The defendant, the United States Forest Service, prior to 1992, provided a post-decision administrative appeals process, 36 C.F.R. pt. 217, for agency decisions documented in a “decision memo,” “decision notice,” or “record of decision.” See 54 Fed.Reg. 3342 (Jan. 23, 1989); Heartwood, Inc. v. U.S. Forest Serv., 316 F.3d 694, 696 (7th Cir.2003). In March 1992, the Forest Service proposed a new regulation that would have eliminated post-decision administrative appeals for all decisions except those approving forest plans or amendments or revisions to forest plans. See 57 Fed.Reg. 10,444 (Mar. 26, 1992). The 1992 proposal would have replaced post-decision administrative appeals with pre-decision notice and comment procedures for proposed projects on which the Forest Service had completed an Environmental Assessment (“EA”) and a finding of no significant impact (“FONSI”), in accordance with applicable provisions of the National Environmental Policy Act of 1969 (“NEPA”). Essentially, the proposal provided a categorical exclusion from notice, comment and appeal for projects the Forest Service deemed environmentally insignificant.

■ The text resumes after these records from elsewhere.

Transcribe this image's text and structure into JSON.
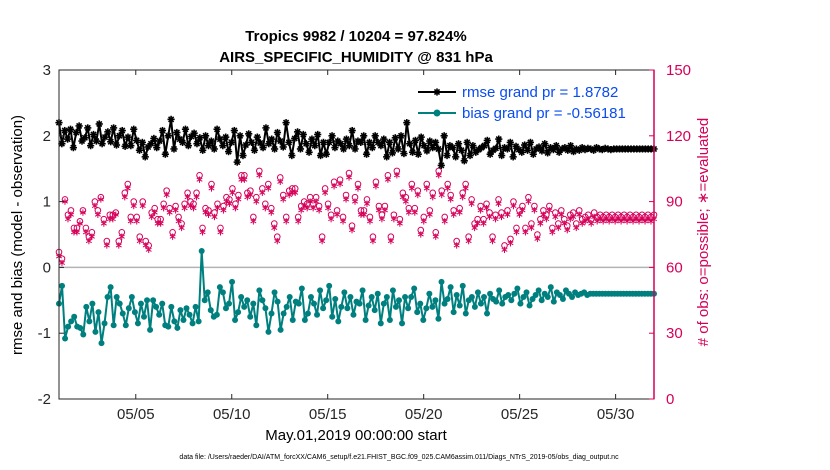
{
  "chart_data": {
    "type": "line",
    "title_line1": "Tropics 9982 / 10204 = 97.824%",
    "title_line2": "AIRS_SPECIFIC_HUMIDITY @ 831 hPa",
    "ylabel_left": "rmse and bias (model - observation)",
    "ylabel_right": "# of obs: o=possible; ∗=evaluated",
    "xlabel": "May.01,2019 00:00:00 start",
    "footnote": "data file: /Users/raeder/DAI/ATM_forcXX/CAM6_setup/f.e21.FHIST_BGC.f09_025.CAM6assim.011/Diags_NTrS_2019-05/obs_diag_output.nc",
    "y_left_range": [
      -2,
      3
    ],
    "y_left_ticks": [
      "-2",
      "-1",
      "0",
      "1",
      "2",
      "3"
    ],
    "y_right_range": [
      0,
      150
    ],
    "y_right_ticks": [
      "0",
      "30",
      "60",
      "90",
      "120",
      "150"
    ],
    "x_range_days": [
      1,
      32
    ],
    "x_ticks": [
      {
        "day": 5,
        "label": "05/05"
      },
      {
        "day": 10,
        "label": "05/10"
      },
      {
        "day": 15,
        "label": "05/15"
      },
      {
        "day": 20,
        "label": "05/20"
      },
      {
        "day": 25,
        "label": "05/25"
      },
      {
        "day": 30,
        "label": "05/30"
      }
    ],
    "zero_line": 0,
    "series": [
      {
        "name": "rmse",
        "legend": "rmse grand pr = 1.8782",
        "color": "#000000",
        "marker": "star",
        "values": [
          2.2,
          1.88,
          2.08,
          1.95,
          2.1,
          1.82,
          2.05,
          2.15,
          1.92,
          1.97,
          2.12,
          1.85,
          2.02,
          1.92,
          2.18,
          1.88,
          1.98,
          2.06,
          1.91,
          2.12,
          1.86,
          2.0,
          2.08,
          1.84,
          1.98,
          1.85,
          2.1,
          1.93,
          1.78,
          1.9,
          1.68,
          1.83,
          1.88,
          1.96,
          1.82,
          1.92,
          2.08,
          1.72,
          2.0,
          2.25,
          1.8,
          2.05,
          1.95,
          1.9,
          2.1,
          1.85,
          1.99,
          2.04,
          1.88,
          1.97,
          1.78,
          2.0,
          1.85,
          1.92,
          1.8,
          2.1,
          1.95,
          1.85,
          1.98,
          1.76,
          1.9,
          2.08,
          1.6,
          2.0,
          1.7,
          1.86,
          2.03,
          1.9,
          1.78,
          1.98,
          1.89,
          1.82,
          2.12,
          1.88,
          1.95,
          1.8,
          2.05,
          1.92,
          1.83,
          2.2,
          1.9,
          1.7,
          1.96,
          2.06,
          1.8,
          2.02,
          1.88,
          1.75,
          1.95,
          1.85,
          2.02,
          1.7,
          1.9,
          1.72,
          1.9,
          2.0,
          1.82,
          1.92,
          1.88,
          1.8,
          1.95,
          1.85,
          2.08,
          1.8,
          1.92,
          1.9,
          2.0,
          1.72,
          1.9,
          1.82,
          2.0,
          1.9,
          1.85,
          1.95,
          1.68,
          1.9,
          1.74,
          1.97,
          1.8,
          2.0,
          1.73,
          2.2,
          1.88,
          1.75,
          1.93,
          1.72,
          1.98,
          1.85,
          1.77,
          1.92,
          1.82,
          1.9,
          1.8,
          1.55,
          2.0,
          1.7,
          1.85,
          1.82,
          1.68,
          1.88,
          1.78,
          1.62,
          1.9,
          1.7,
          1.85,
          1.75,
          1.79,
          1.82,
          1.85,
          1.93,
          1.72,
          1.78,
          1.81,
          1.95,
          1.7,
          1.82,
          1.8,
          1.9,
          1.68,
          1.84,
          1.79,
          1.75,
          1.86,
          1.78,
          1.9,
          1.72,
          1.8,
          1.83,
          1.77,
          1.88,
          1.74,
          1.82,
          1.79,
          1.85,
          1.75,
          1.8,
          1.82,
          1.78,
          1.85,
          1.76,
          1.8,
          1.78,
          1.82,
          1.79,
          1.81,
          1.8,
          1.78,
          1.82,
          1.8,
          1.79,
          1.81,
          1.8,
          1.79,
          1.8,
          1.8,
          1.8,
          1.8,
          1.8,
          1.8,
          1.8,
          1.8,
          1.8,
          1.8,
          1.8,
          1.8,
          1.8,
          1.8,
          1.8
        ]
      },
      {
        "name": "bias",
        "legend": "bias grand pr = -0.56181",
        "color": "#007f7f",
        "marker": "circle",
        "values": [
          -0.55,
          -0.28,
          -1.08,
          -0.9,
          -0.82,
          -0.75,
          -0.9,
          -0.92,
          -1.02,
          -0.6,
          -0.82,
          -0.55,
          -0.98,
          -0.68,
          -1.15,
          -0.85,
          -0.45,
          -0.3,
          -0.88,
          -0.45,
          -0.55,
          -0.7,
          -0.88,
          -0.62,
          -0.45,
          -0.68,
          -0.85,
          -0.55,
          -0.75,
          -0.5,
          -0.95,
          -0.5,
          -0.6,
          -0.72,
          -0.55,
          -0.88,
          -0.9,
          -0.6,
          -0.82,
          -0.92,
          -0.65,
          -0.8,
          -0.62,
          -0.72,
          -0.85,
          -0.6,
          -0.82,
          0.25,
          -0.5,
          -0.38,
          -0.65,
          -0.75,
          -0.72,
          -0.3,
          -0.38,
          -0.62,
          -0.55,
          -0.22,
          -0.8,
          -0.68,
          -0.45,
          -0.6,
          -0.5,
          -0.75,
          -0.55,
          -0.88,
          -0.35,
          -0.5,
          -0.62,
          -0.98,
          -0.7,
          -0.38,
          -0.52,
          -0.95,
          -0.7,
          -0.6,
          -0.45,
          -0.8,
          -0.52,
          -0.55,
          -0.32,
          -0.8,
          -0.7,
          -0.45,
          -0.55,
          -0.72,
          -0.35,
          -0.62,
          -0.5,
          -0.28,
          -0.75,
          -0.48,
          -0.82,
          -0.6,
          -0.38,
          -0.62,
          -0.45,
          -0.72,
          -0.52,
          -0.55,
          -0.35,
          -0.8,
          -0.58,
          -0.45,
          -0.65,
          -0.4,
          -0.85,
          -0.55,
          -0.45,
          -0.8,
          -0.35,
          -0.6,
          -0.5,
          -0.85,
          -0.45,
          -0.62,
          -0.45,
          -0.32,
          -0.68,
          -0.55,
          -0.8,
          -0.62,
          -0.4,
          -0.6,
          -0.5,
          -0.78,
          -0.22,
          -0.55,
          -0.48,
          -0.3,
          -0.68,
          -0.42,
          -0.58,
          -0.28,
          -0.7,
          -0.5,
          -0.45,
          -0.6,
          -0.38,
          -0.55,
          -0.45,
          -0.7,
          -0.4,
          -0.48,
          -0.52,
          -0.35,
          -0.55,
          -0.45,
          -0.42,
          -0.5,
          -0.4,
          -0.32,
          -0.55,
          -0.45,
          -0.38,
          -0.58,
          -0.48,
          -0.42,
          -0.35,
          -0.5,
          -0.4,
          -0.45,
          -0.3,
          -0.52,
          -0.38,
          -0.42,
          -0.48,
          -0.35,
          -0.4,
          -0.45,
          -0.38,
          -0.42,
          -0.4,
          -0.38,
          -0.42,
          -0.4,
          -0.4,
          -0.4,
          -0.4,
          -0.4,
          -0.4,
          -0.4,
          -0.4,
          -0.4,
          -0.4,
          -0.4,
          -0.4,
          -0.4,
          -0.4,
          -0.4,
          -0.4,
          -0.4,
          -0.4,
          -0.4,
          -0.4,
          -0.4,
          -0.4
        ]
      },
      {
        "name": "possible",
        "color": "#d6005a",
        "marker": "open-circle",
        "axis": "right",
        "values": [
          67,
          64,
          91,
          84,
          86,
          78,
          78,
          81,
          86,
          78,
          74,
          76,
          90,
          86,
          92,
          82,
          72,
          84,
          84,
          85,
          72,
          76,
          94,
          98,
          83,
          90,
          83,
          74,
          90,
          72,
          70,
          85,
          87,
          82,
          82,
          89,
          95,
          87,
          76,
          88,
          83,
          80,
          89,
          94,
          90,
          89,
          94,
          102,
          78,
          87,
          86,
          98,
          85,
          89,
          78,
          88,
          92,
          91,
          96,
          89,
          93,
          102,
          102,
          94,
          95,
          83,
          92,
          104,
          96,
          89,
          98,
          87,
          80,
          74,
          101,
          93,
          83,
          95,
          96,
          96,
          83,
          88,
          90,
          89,
          92,
          89,
          92,
          88,
          74,
          96,
          89,
          84,
          99,
          86,
          100,
          83,
          93,
          103,
          79,
          92,
          98,
          86,
          86,
          91,
          83,
          74,
          99,
          88,
          84,
          88,
          102,
          74,
          84,
          104,
          82,
          94,
          92,
          87,
          98,
          87,
          95,
          77,
          83,
          98,
          86,
          94,
          76,
          104,
          95,
          83,
          98,
          93,
          86,
          72,
          87,
          94,
          98,
          74,
          91,
          80,
          82,
          88,
          82,
          89,
          85,
          74,
          84,
          91,
          85,
          70,
          86,
          73,
          90,
          78,
          86,
          88,
          78,
          92,
          80,
          88,
          75,
          82,
          86,
          84,
          88,
          78,
          85,
          80,
          86,
          82,
          79,
          84,
          85,
          80,
          86,
          82,
          83,
          84,
          82,
          85,
          83,
          84,
          83,
          84,
          83,
          84,
          83,
          84,
          83,
          84,
          83,
          84,
          83,
          84,
          83,
          84,
          83,
          84,
          83,
          84
        ]
      },
      {
        "name": "evaluated",
        "color": "#d6005a",
        "marker": "asterisk",
        "axis": "right",
        "values": [
          65,
          62,
          90,
          82,
          84,
          76,
          76,
          80,
          85,
          76,
          72,
          74,
          88,
          84,
          91,
          80,
          70,
          82,
          82,
          84,
          70,
          74,
          92,
          96,
          81,
          88,
          81,
          72,
          88,
          70,
          68,
          83,
          85,
          80,
          80,
          87,
          93,
          85,
          74,
          86,
          81,
          78,
          87,
          92,
          88,
          87,
          92,
          100,
          76,
          85,
          84,
          96,
          83,
          87,
          76,
          86,
          90,
          89,
          94,
          87,
          91,
          100,
          100,
          92,
          93,
          81,
          90,
          102,
          94,
          87,
          96,
          85,
          78,
          72,
          99,
          91,
          81,
          93,
          94,
          94,
          81,
          86,
          88,
          87,
          90,
          87,
          90,
          86,
          72,
          94,
          87,
          82,
          97,
          84,
          98,
          81,
          91,
          101,
          77,
          90,
          96,
          84,
          84,
          89,
          81,
          72,
          97,
          86,
          82,
          86,
          100,
          72,
          82,
          102,
          80,
          92,
          90,
          85,
          96,
          85,
          93,
          75,
          81,
          96,
          84,
          92,
          74,
          102,
          93,
          81,
          96,
          91,
          84,
          70,
          85,
          92,
          96,
          72,
          89,
          78,
          80,
          86,
          80,
          87,
          83,
          72,
          82,
          89,
          83,
          68,
          84,
          71,
          88,
          76,
          84,
          86,
          76,
          90,
          78,
          86,
          73,
          80,
          84,
          82,
          86,
          76,
          83,
          78,
          84,
          80,
          77,
          82,
          83,
          78,
          84,
          80,
          81,
          82,
          80,
          83,
          81,
          82,
          81,
          82,
          81,
          82,
          81,
          82,
          81,
          82,
          81,
          82,
          81,
          82,
          81,
          82,
          81,
          82,
          81,
          82
        ]
      }
    ]
  }
}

The 1992 proposal was greeted with considerable protest, and environmental groups decried the loss of administrative review. Congress, in response, enacted the ARA. Pub.L. No. 102-381, tit. Ill § 322, (codified at 16 U.S.C. § 1612 note). Among other things, the ARA required the Forest Service to establish an administrative appeals process with opportunity for notice and comment. The ARA provides in material part:

(a) IN GENERAL. — In accordance with this section, the Secretary of Agriculture, acting through the Chief of the Forest Service, shall establish a notice and comment process for proposed actions of the Forest Service concerning projects and activities implementing land and resource management plans developed under the Forest and Range-land Renewable Resources Planning Act of 1974 (16 U.S.C. § 1601 et seq.) and shall modify the procedure for appeals of decisions concerning such projects.

ARA § 322(a).

After a series of challenges to regulations promulgated pursuant to the ARA, see Heartwood, Inc., 316 F.3d 694, the Forest Service reinstated the pre-1992 notice, comment and administrative appeal procedure as an interim measure until the Forest Service issued a final regulation [692]*692implementing the ARA. See 68 Fed.Reg. 33,582, 33,586. On June 4, 2003, the Forest Service published a final rule revising the notice, comment, and appeal procedures for “projects and activities implementing land and resource management plans on National Forest System lands.” 68 Fed.Reg. at 33,582 (June 4, 2003) (“2003 Rule”).

On June 5, 2003, the Forest Service published the final implementing procedures for National Environmental Policy Act Documentation Needed for Fire Management Activities (“Fire CE”), 68 Fed. Reg. 33,814-24 (2003) (codified at Forest Service Handbook 1909.15, ch. 30, § 31.2(10), (11)). This action created a new category of projects, fire rehabilitation activities on less than 4,200 acres, which could be excluded from EA and Environmental Impact Statement (“EIS”) analysis, and exempted from notice, comment and appeal under the challenged regulations. Salvage timber sales of 250 acres or less (“Timber Sale CE”) were also designated as categorical exclusions on July 29, 2003.